近くの竹やぶで野営し、数日後に講堂に戻ると、「曹長のカバン持ちをしろ」と命じられた。陸軍中国軍管区司令部があった広島城に向かうと、城は崩れ落ち、一帯は燃え盛り、壊滅状態。無数の遺体からひどい悪臭が漂っていた。猛暑の中、頭に手ぬぐいを巻いて、遺体を軍用トラックに乗せて川まで運んだ。廃材に油をかけ、毎日火葬した。
8月15日の終戦で遺体処理もなくなった。大半の兵隊は復員したが、工兵隊だけは残された。「米国へ連れて行かれるのか」と疑心暗鬼になり、脱走すら頭をよぎった。結局何事もなく、9月中旬に除隊となった。
復学後、中学教員になった。勉強どころではなく、校庭作りから始めた。芋畑になっていた校庭を元に戻すため、男子は土を運び、女子は地をならした。テニスやバスケットのコートも作った。最近でも同窓会で会うと、教え子たちはみんな「楽しかった」と言う。一から始めるという固い絆で結ばれ、振り返れば貴い経験に思える。
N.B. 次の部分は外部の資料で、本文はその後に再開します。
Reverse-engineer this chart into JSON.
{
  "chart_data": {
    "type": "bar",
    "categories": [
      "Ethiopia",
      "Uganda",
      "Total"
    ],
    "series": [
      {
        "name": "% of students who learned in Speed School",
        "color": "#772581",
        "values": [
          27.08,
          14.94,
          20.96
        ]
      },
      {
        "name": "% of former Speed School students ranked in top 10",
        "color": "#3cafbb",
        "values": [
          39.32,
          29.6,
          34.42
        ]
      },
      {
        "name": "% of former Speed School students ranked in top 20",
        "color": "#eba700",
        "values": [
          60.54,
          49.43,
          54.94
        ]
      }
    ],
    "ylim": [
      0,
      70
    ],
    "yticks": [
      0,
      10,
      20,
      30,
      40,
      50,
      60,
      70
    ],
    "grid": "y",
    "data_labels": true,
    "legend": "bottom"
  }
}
2年前、工兵隊の兵舎があった場所を訪れた。学校は残っていたが、隣の三菱工場跡には大きなショッピングセンターができていた。当時の面影はなかった。
遺体処理に当たった仲間は戦後、次々亡くなった。一瞬で無数の命を奪った原爆のむごさを伝えられるのは、もう自分しかいないという使命感がある。仲間も「おまえ、最後まで頑張れ」と言っている気がする。